No, that is not enough. If you want to implement atomicity for operations that touch multiple objects, a simple mutex-per-object approach just won't cut it. If you start holding multiple mutexes at once, there will be deadlocking if they are not locked in a consistent order.

Not to mention that if every object has a mutex associated, the performance will be horrible. Even if the mutexes are not contended, there will be so many atomic compare and swap operations that the interprocessor memory bus will simply die.

If your solution would work, every method in Java would be synchronized by default.

I agree with your points on performance, but it's worth noting that they apply to STM as well: if you make the atomic regions too numerous and coarse grain, the compare-and-swap operations will kill performance.

That's essentially what Jython does. He discusses why he does not want to go in that direction in the article.

He says that it would be much work and hard to do manually.

But I think you can add such a behavior in an automatic way.

It is also stated why doing that automatically is unfeasible.

The only issue stated about that is the possibility of deadlocks when done in an automatic way.

However, I claim that you can also do it in an automatic way and avoid deadlocks at the same time.

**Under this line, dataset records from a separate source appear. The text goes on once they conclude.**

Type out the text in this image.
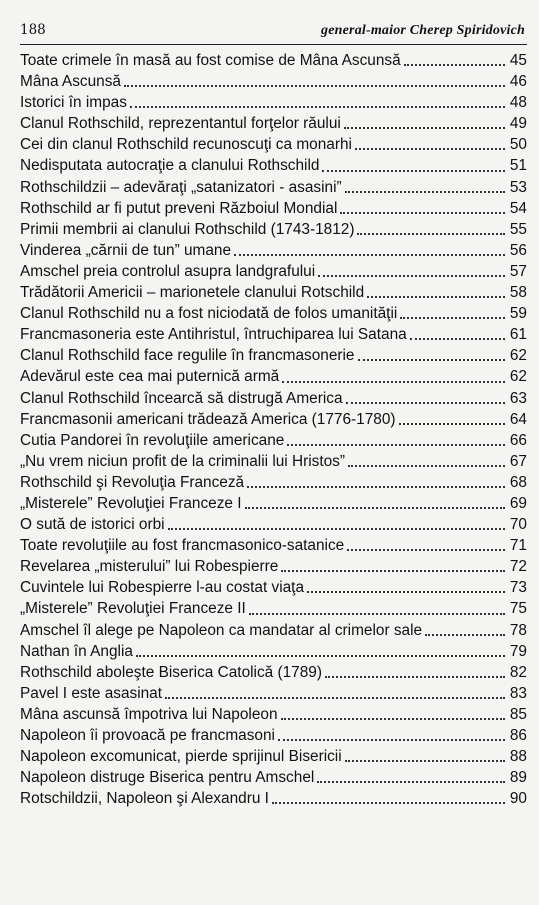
188	general-maior Cherep Spiridovich
Toate crimele în masă au fost comise de Mâna Ascunsă	45
Mâna Ascunsă	46
Istorici în impas	48
Clanul Rothschild, reprezentantul forţelor răului	49
Cei din clanul Rothschild recunoscuţi ca monarhi	50
Nedisputata autocraţie a clanului Rothschild	51
Rothschildzii – adevăraţi „satanizatori - asasini”	53
Rothschild ar fi putut preveni Războiul Mondial	54
Primii membrii ai clanului Rothschild (1743-1812)	55
Vinderea „cărnii de tun” umane	56
Amschel preia controlul asupra landgrafului	57
Trădătorii Americii – marionetele clanului Rotschild	58
Clanul Rothschild nu a fost niciodată de folos umanităţii	59
Francmasoneria este Antihristul, întruchiparea lui Satana	61
Clanul Rothschild face regulile în francmasonerie	62
Adevărul este cea mai puternică armă	62
Clanul Rothschild încearcă să distrugă America	63
Francmasonii americani trădează America (1776-1780)	64
Cutia Pandorei în revoluţiile americane	66
„Nu vrem niciun profit de la criminalii lui Hristos”	67
Rothschild şi Revoluţia Franceză	68
„Misterele” Revoluţiei Franceze I	69
O sută de istorici orbi	70
Toate revoluţiile au fost francmasonico-satanice	71
Revelarea „misterului” lui Robespierre	72
Cuvintele lui Robespierre l-au costat viaţa	73
„Misterele” Revoluţiei Franceze II	75
Amschel îl alege pe Napoleon ca mandatar al crimelor sale	78
Nathan în Anglia	79
Rothschild aboleşte Biserica Catolică (1789)	82
Pavel I este asasinat	83
Mâna ascunsă împotriva lui Napoleon	85
Napoleon îi provoacă pe francmasoni	86
Napoleon excomunicat, pierde sprijinul Bisericii	88
Napoleon distruge Biserica pentru Amschel	89
Rotschildzii, Napoleon şi Alexandru I	90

In order to avoid dead locks you need to be aware of the language semantics, which you are not if you automatically transform the interpreter.

What I mean is that even without knowing that, you can still do it in an automatic way.

E.g., like this: https://github.com/albertz/automatic_object_locking/blob/mas...

You are assuming that all the objects that will be accessed are known up front, before any one of them is accessed. Is that what happens in Python?